As the Washington Post reported, the year before, her cousin, also a musician, had come to town to try his luck at the iconic Sun Records studios. Sometime later that year, that cousin, now either 21 or 22, moved in and, as the Washington Post cringingly described it in 1989, the two became "kissing cousins." According to Williams, one day in 1957, her cousin surprised her with a marriage proposal. As she put it, "At 13, logic does not exist," and she agreed. Williams was 13. Her cousin, Jerry Lee Lewis, was 22.

"I didn't realize how young 13 was until I got older," explained Williams in 2014. Maybe that's why it didn't occur to her to hide anything.
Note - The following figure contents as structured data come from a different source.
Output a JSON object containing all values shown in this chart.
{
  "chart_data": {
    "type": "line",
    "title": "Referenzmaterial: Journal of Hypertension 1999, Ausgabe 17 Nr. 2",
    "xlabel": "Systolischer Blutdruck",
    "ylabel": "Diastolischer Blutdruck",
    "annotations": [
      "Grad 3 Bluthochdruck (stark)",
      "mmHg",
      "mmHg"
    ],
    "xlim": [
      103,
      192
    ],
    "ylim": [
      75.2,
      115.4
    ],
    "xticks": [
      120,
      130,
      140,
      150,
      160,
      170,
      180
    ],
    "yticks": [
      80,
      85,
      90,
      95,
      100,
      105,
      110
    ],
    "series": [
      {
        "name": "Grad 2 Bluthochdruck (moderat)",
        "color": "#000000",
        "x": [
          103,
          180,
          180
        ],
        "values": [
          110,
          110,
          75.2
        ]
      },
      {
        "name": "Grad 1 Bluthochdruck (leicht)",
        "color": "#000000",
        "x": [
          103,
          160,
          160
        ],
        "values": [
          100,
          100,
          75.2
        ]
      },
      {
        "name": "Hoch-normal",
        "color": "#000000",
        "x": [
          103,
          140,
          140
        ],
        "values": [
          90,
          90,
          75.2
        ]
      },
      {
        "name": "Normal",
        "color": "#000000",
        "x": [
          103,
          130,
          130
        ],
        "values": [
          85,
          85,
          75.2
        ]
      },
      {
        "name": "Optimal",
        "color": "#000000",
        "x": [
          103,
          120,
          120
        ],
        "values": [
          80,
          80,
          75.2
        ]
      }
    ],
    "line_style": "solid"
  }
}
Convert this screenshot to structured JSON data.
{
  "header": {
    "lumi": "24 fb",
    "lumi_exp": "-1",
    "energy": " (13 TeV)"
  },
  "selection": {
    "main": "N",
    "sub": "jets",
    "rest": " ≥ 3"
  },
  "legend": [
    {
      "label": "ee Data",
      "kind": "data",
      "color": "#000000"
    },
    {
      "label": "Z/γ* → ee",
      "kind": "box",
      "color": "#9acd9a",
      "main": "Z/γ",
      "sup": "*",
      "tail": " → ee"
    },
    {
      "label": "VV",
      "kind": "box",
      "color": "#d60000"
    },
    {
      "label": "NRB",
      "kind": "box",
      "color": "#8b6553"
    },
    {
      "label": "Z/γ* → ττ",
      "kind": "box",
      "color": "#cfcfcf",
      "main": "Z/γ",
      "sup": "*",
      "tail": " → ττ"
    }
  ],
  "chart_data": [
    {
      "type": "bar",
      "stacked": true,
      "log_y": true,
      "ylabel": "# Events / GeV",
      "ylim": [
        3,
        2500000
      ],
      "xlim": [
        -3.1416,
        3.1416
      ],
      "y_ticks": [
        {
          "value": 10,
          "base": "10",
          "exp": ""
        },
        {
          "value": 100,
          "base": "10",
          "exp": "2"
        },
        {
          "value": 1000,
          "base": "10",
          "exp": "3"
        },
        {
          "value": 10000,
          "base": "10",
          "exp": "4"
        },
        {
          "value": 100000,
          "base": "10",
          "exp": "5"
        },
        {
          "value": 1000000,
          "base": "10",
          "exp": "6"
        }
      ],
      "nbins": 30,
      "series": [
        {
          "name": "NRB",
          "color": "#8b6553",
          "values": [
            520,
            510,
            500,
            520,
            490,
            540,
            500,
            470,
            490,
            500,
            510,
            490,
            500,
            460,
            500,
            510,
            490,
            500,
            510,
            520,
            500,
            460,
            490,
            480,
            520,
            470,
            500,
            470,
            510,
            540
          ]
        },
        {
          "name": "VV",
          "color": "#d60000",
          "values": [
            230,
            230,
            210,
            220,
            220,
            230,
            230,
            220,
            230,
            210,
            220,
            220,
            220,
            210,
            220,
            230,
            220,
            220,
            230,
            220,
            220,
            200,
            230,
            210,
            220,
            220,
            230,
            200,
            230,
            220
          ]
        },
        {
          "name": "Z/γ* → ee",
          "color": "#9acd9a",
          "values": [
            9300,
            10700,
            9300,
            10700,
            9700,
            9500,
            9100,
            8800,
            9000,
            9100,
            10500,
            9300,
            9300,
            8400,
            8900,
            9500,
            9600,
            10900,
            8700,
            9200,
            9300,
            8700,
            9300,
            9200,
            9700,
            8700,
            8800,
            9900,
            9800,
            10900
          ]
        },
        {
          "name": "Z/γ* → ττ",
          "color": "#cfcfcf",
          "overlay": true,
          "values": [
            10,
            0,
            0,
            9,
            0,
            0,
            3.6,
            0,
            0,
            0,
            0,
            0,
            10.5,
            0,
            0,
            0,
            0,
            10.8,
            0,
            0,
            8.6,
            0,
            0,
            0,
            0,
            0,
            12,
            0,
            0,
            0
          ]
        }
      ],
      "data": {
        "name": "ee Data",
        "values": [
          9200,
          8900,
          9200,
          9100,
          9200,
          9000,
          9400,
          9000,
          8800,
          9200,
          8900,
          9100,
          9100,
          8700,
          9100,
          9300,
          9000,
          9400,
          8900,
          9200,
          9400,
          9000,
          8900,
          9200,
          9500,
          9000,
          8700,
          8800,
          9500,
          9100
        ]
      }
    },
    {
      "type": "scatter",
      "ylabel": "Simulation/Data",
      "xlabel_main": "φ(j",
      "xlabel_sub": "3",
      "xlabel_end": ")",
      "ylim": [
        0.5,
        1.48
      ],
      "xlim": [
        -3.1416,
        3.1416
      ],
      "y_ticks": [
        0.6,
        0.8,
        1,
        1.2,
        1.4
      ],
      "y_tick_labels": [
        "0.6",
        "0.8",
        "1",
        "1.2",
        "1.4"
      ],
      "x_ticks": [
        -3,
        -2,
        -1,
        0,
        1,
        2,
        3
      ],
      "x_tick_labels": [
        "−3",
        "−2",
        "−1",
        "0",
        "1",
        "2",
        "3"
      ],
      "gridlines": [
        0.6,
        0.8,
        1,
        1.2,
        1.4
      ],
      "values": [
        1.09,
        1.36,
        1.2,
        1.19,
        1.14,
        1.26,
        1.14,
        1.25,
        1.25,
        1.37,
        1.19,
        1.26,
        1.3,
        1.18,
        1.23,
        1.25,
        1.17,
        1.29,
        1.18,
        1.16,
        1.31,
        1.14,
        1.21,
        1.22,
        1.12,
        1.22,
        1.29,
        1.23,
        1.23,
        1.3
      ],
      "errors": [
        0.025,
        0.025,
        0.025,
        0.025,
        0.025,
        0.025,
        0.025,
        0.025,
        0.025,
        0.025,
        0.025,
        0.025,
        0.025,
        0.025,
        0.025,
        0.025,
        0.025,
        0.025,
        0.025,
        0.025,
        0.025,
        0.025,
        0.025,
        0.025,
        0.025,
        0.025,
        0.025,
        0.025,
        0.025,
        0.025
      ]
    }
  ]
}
Jerry Lee Lewis' career never fully recovered from this moment

Myra Gale Brown was with Jerry Lee Lewis on his 1958 tour of England, hoping to expand his fan base, when a British reporter asked who she was. "I was the one who let the big ol' cat out of the bag," she told Cuepoint. Though Lewis and his team had come up with a story about Brown being 15, Brown reportedly wasn't told about this plan. "If anybody had told me anything, I could have prevented this thing. But they didn't, and I didn't, and the rest is history, I guess," she later said, reflecting on the moment (via ATI).

Once the tabloids had the story, they didn't let it go. The furor grew even worse once it was disclosed that not only had Lewis married a 13-year-old, she was also his first cousin once removed and the daughter of his bass player. Add to that the fact that Lewis was still legally married to his second wife and the story soon became infamous. Lewis' ticket sales plummeted, and his tour was cut short.

As Cuepoint described it, it was exceptionally bad timing for Lewis, who'd been perfectly positioned to ascend to the top of the charts following Elvis Presley's draft into the army. Remarkably, the couple managed to remain married for a time and had two children (tragically, their son died as a toddler). As the Daily Press characterized it in 1989, however, those remaining 13 years were marked by "the terrors of [Lewis's] alcohol and drug abuse." In the years following the incident, Lewis again found some success, relates Live About — this time as a country performer. Perhaps surprisingly, Williams and Lewis remained in contact, and despite the turmoil, Williams appears surprisingly resilient, sharing that the aftermath of that life-changing moment "wasn't harming me, it was harming somebody I loved, that was the pain of it."